[英]“Zero copy” is slower in my OpenCL/Cloo(C#) program than non-zero copy
This may simply be an issue with the memory objects being allocated by the .NET framework not being properly page-aligned, but I cannot see why zero-copy is slower for me than non-zero copy. 这可能只是一个问题,.NET框架分配的内存对象未正确进行页面对齐,但是我看不到为什么零拷贝对我来说比非零拷贝要慢。
I'll include code inline in this question, but the complete source can be seen here: https://github.com/kwende/ClooMatrixMultiply/blob/master/GiantMatrixOnGPU/GPUMatrixMultiplier.cs . 我将在此问题中内联代码,但完整的源代码可以在这里看到: https : //github.com/kwende/ClooMatrixMultiply/blob/master/GiantMatrixOnGPU/GPUMatrixMultiplier.cs 。

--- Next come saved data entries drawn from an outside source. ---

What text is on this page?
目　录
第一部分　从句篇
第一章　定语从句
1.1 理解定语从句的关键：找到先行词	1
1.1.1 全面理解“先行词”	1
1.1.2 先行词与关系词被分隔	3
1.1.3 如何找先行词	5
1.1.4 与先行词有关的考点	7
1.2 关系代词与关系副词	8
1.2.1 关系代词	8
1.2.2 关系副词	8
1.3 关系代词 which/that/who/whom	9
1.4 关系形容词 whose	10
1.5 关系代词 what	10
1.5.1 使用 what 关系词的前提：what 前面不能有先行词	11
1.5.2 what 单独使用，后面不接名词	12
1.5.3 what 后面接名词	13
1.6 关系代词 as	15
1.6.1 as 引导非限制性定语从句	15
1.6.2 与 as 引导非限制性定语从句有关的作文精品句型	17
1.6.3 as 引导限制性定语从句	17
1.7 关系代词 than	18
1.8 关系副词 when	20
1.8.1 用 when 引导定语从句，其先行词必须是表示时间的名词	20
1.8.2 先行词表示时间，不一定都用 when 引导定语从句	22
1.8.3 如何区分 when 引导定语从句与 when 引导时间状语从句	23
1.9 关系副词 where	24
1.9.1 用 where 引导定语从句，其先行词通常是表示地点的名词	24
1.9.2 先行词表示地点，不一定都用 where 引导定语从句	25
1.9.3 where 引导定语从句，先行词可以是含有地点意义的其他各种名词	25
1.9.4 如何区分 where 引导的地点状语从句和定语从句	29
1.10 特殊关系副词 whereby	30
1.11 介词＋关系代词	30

Since this is my first attempt at getting zero-copy working, I wrote up a simple matrix multiplication example. 由于这是我首次尝试实现零拷贝工作,因此我编写了一个简单的矩阵乘法示例。 I first initialize my OpenCL objects:
我首先初始化我的OpenCL对象:
private void Initialize()
{
// get the intel integrated GPU
_integratedIntelGPUPlatform = ComputePlatform.Platforms.Where(n => n.Name.Contains("Intel")).First();
// create the compute context.
_context = new ComputeContext(
ComputeDeviceTypes.Gpu, // use the gpu
new ComputeContextPropertyList(_integratedIntelGPUPlatform), // use the intel openCL platform
null,
IntPtr.Zero);
// the command queue is the, well, queue of commands sent to the "device" (GPU)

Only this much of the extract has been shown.